Joining Carril and Tony Relvas on the Princeton coaching staff this season was former Tiger Mickey Steuerer.
Senior captain Johnny Rogers. It is a shame he wasn't able to put that Economics degree to good use.
Junior guard Dave Blatt.
Randy Melville. You'll see his son suit up for Dartmouth at Jadwin tonight.
Neil Christel at Rutgers.
A weekend preview. Click to enlarge.
A profile of Steve Mills. Click to enlarge.
Steve Mills' action photo.
The late Paul Friedman, after whom the team's Paul Richard Friedman award is named.
An ad for postgame haunt Andy's Tavern.
Team photo. Click to enlarge.
Princeton swept this pair of games to move to 10-1 in the Ivy League after starting their season 2-11 out of conference. Dartmouth went down 34-28 and Harvard fell 68-56, a win that pulled the Tigers' overall record up to 13-13.
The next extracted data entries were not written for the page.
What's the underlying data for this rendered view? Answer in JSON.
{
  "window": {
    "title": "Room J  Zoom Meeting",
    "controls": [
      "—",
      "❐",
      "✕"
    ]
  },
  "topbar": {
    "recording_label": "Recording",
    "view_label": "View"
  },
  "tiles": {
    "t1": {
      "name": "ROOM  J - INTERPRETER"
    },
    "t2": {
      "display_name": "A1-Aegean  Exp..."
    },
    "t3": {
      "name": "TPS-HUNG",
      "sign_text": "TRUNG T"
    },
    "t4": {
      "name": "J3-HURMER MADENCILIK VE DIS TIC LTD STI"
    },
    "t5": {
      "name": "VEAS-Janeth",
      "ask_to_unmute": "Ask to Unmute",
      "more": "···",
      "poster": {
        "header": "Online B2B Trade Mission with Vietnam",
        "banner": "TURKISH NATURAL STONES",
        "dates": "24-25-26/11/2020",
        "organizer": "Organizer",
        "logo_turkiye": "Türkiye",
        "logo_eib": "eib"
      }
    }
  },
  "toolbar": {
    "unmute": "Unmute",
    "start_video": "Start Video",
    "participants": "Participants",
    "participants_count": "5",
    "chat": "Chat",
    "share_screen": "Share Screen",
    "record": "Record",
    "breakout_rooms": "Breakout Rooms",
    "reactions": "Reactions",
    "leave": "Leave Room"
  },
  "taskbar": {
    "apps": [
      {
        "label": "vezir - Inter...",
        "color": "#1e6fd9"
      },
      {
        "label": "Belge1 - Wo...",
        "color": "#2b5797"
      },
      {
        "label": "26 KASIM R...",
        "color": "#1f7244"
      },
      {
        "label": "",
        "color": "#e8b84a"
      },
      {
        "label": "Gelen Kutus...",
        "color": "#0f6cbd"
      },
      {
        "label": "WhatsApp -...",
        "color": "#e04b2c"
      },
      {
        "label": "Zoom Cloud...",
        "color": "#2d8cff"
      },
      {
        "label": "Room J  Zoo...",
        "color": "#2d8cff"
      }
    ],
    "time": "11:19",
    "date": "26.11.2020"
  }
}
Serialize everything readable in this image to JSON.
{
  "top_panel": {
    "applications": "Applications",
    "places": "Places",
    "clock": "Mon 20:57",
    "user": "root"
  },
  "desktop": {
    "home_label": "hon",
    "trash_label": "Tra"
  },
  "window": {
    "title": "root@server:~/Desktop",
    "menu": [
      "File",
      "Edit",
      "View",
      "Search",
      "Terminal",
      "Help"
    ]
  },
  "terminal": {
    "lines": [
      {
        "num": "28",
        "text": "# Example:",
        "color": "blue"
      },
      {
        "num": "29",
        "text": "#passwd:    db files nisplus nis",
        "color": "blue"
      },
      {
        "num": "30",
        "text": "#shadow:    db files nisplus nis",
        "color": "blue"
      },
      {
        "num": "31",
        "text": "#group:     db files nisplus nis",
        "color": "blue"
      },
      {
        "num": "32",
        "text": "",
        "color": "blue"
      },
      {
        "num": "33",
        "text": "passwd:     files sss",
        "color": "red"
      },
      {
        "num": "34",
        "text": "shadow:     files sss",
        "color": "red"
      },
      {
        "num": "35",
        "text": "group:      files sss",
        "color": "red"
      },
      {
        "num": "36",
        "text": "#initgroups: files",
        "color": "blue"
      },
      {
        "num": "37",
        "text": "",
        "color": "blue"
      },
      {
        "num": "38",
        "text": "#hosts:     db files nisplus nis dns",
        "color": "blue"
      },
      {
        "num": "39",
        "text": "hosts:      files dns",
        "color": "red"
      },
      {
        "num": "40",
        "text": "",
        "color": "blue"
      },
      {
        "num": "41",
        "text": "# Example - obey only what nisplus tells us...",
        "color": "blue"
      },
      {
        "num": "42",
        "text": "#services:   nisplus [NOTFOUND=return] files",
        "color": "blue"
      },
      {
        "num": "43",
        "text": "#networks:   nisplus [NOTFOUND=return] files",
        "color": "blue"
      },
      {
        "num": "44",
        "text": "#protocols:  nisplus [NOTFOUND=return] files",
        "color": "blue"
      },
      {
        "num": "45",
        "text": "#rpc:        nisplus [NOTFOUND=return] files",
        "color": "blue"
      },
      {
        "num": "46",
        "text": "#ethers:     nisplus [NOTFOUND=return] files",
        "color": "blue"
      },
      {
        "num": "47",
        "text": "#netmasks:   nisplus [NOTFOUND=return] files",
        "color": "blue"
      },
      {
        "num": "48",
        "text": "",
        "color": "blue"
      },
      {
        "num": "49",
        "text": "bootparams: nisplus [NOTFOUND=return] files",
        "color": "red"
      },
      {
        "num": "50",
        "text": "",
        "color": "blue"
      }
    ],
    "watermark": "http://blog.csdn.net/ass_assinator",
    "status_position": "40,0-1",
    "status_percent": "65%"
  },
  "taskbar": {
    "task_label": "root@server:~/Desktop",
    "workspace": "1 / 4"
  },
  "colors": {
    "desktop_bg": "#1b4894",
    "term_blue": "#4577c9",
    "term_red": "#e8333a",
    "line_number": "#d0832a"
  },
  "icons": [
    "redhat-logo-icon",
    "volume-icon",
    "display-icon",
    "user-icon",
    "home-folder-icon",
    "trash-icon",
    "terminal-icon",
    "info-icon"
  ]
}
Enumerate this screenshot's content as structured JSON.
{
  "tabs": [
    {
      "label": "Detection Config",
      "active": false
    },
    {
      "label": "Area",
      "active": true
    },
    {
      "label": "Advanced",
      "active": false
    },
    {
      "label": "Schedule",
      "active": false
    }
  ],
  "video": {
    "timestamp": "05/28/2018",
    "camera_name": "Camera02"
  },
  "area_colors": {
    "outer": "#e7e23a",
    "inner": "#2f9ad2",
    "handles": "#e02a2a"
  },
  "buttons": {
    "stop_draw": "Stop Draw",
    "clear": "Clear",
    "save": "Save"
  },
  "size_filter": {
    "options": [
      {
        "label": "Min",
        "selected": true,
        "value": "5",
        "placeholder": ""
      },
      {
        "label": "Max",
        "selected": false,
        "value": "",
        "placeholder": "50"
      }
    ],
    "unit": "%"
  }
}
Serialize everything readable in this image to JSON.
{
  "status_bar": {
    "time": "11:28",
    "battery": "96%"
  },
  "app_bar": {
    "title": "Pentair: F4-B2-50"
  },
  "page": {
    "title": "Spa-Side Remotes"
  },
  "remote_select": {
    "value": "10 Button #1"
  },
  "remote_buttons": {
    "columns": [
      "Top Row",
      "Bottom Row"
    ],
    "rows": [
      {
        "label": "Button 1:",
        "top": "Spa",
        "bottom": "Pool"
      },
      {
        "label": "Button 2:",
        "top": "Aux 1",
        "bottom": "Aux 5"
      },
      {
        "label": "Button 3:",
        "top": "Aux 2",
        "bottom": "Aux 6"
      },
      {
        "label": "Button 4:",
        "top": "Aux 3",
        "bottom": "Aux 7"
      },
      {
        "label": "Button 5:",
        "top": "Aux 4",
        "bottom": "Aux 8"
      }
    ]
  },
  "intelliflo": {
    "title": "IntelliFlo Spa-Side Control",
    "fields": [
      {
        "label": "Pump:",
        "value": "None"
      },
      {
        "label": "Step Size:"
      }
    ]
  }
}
On Saturday night Randy Melville hit for a career high 26 points on 11-20 shooting.
A late technical foul against Crimson head coach Frank McLaughlin deflated a final Harvard rally. You can see the original Daily Princetonian report here.
Penn would win a one game playoff 50-49 at Lafayette on a deep jumper with :11 left to earn the Ivy's NCAA Tournament bid.